Fix $A \in GL_n(\mathbb{R})$.

1) Is there a formula for the $dist(A,O(n))$?

where $dist^2(A,O(n)) =\underset{X \in O(n)}{\text{min}} \|A – X\|^2$

(O(n) is the orthogonal group , i.e matrices satisfying $X^TX=I_d$,
The minimum exists since $O(n)$ is compact)

Note: In general we don't always have a unique minimizer (i.e there can be more than one orthogonal matrice which is closest to $A$ in $o(n)$), at least if we consider non-invertible matrices $A$.

For example, $A=0$ is in the same distance from each element of $o(n)$ since the Frobenius norm of any isometry is $\sqrt n$.

Question: Can we prove the minimizer is unique (if $A \in GL_n(\mathbb{R})$)? If so, is the function: $GL_n(\mathbb{R}) \to \mathbb{R}^{n^2} \, , \, A \to X(A)$ where $X(A)$ is the minimizer, smooth? Can we provide an explicit formula for it?


I have tried using Lagrange's multipliers, but so far with no success. (I couldn't determine if the gradients of all the $n^2$ constraints are always linearly independent.

Remark:
\begin{align}
\|A – X\|^2 &= \mathrm{tr} \left( (A-X)^t (A-X) \right) \\\
&= \mathrm{tr} \left( (A^t -X^t) (A-X) \right) \\\
&= \mathrm{tr} (A^tA -A^tX – X^tA + X^tX) \\\
&= \mathrm{tr} (A^tA) – \mathrm{tr}(A^tX) – \mathrm{tr}((A^tX)^t) + \mathrm{tr} (I_d)\\\
&= n + \mathrm{tr} (A^tA) – 2\mathrm{tr}(A^tX)
\end{align}

so minimizing $\|A – X\|$ is equivalent to maximizing $\mathrm{tr}(A^tX)$.
(In particular, the objective function to optimize is linear and not quadratic)

Best Answer

I have a guess as to the minimizer. Perhaps there's a neat proof that this happens to be the right answer.

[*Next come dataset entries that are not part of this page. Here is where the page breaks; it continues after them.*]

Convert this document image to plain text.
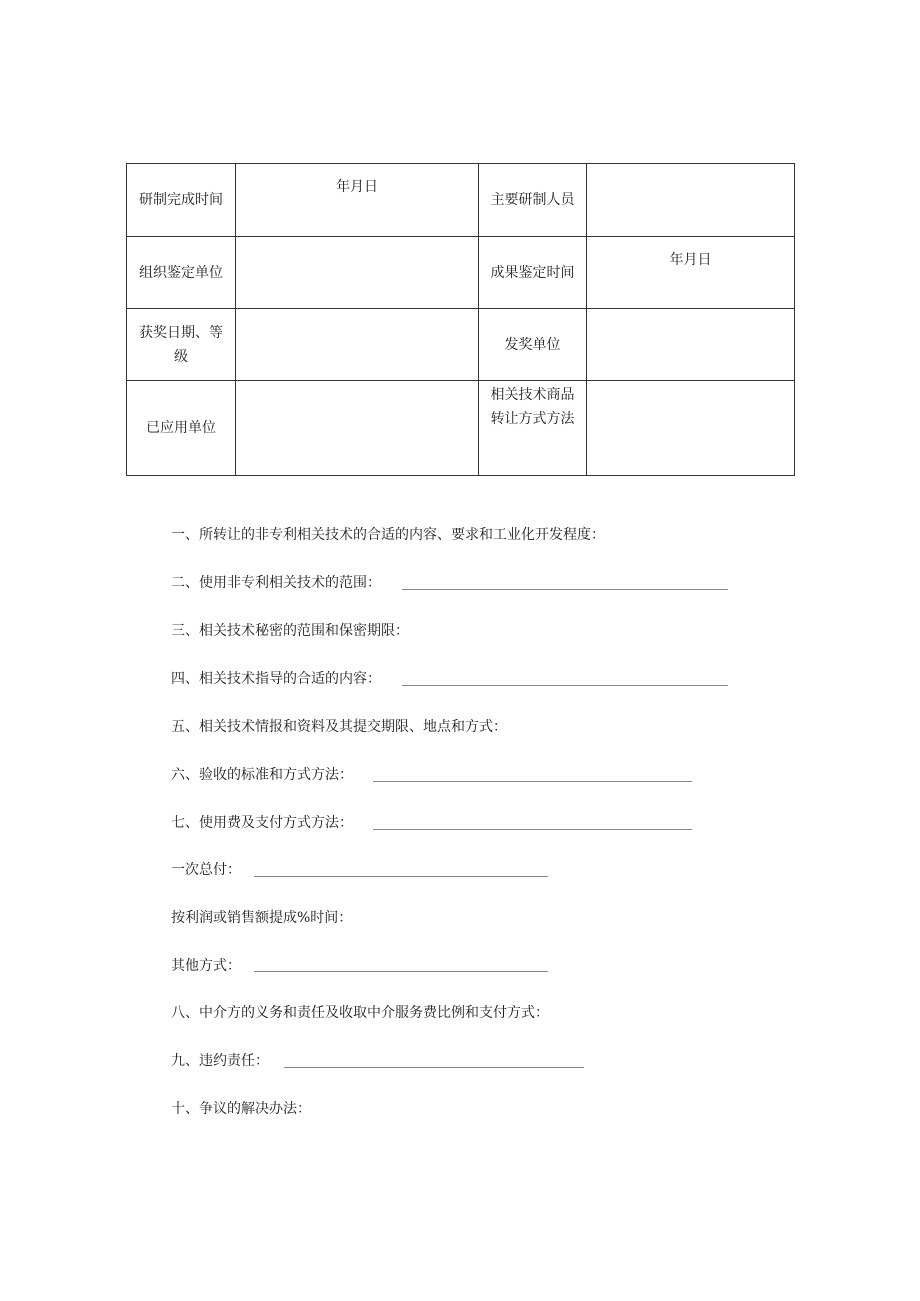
研制完成时间	年月日	主要研制人员	
组织鉴定单位		成果鉴定时间	年月日
获奖日期、等级		发奖单位	
已应用单位		相关技术商品转让方式方法	
一、所转让的非专利相关技术的合适的内容、要求和工业化开发程度：
二、使用非专利相关技术的范围：
三、相关技术秘密的范围和保密期限：
四、相关技术指导的合适的内容：
五、相关技术情报和资料及其提交期限、地点和方式：
六、验收的标准和方式方法：
七、使用费及支付方式方法：
一次总付：
按利润或销售额提成%时间：
其他方式：
八、中介方的义务和责任及收取中介服务费比例和支付方式：
九、违约责任：
十、争议的解决办法：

Note that $A$ has a singular value decomposition $$ A = U\Sigma V^T $$ where $\Sigma$ is in this case a square, diagonal matrix whose diagonal elements are the (strictly positive) singular values of $A$, and $U,V$ are orthogonal matrices.

My suspicion is that $$ dist(\Sigma,O(n)) = \|\Sigma - I\| $$ where $I$ is the identity matrix. By the orthogonal invariance of the Frobenius norm, we can equivalently state that $$ dist(A,O(n)) = \|A - UV^T\| = \sqrt{\sum_{j=1}^n [s_j(A)-1]^2} $$ If $UV^T$ does turn out to be a minimizer in general, there is no reason (at first glance) to believe that this minimizer is unique.

There is a condition that would guarantee a unique minimizer that I suspect is true. In particular, I think that $SO(n)$ is the boundary of its own convex hull. If that is the case, then the minimizer of the distance from any $X$ outside of this convex hull is unique.

Note that uniqueness does not hold for elements on the interior of the convex hull. In particular, every element of $O(n)$ is at the minimum distance from $X = 0$. I suspect it is this condition (rather than invertibility) that "causes" uniqueness to fail.


Edit: see levap's answer, which looks correct to me. It seems that a unique minimizer indeed exists if and only if $A$ is invertible.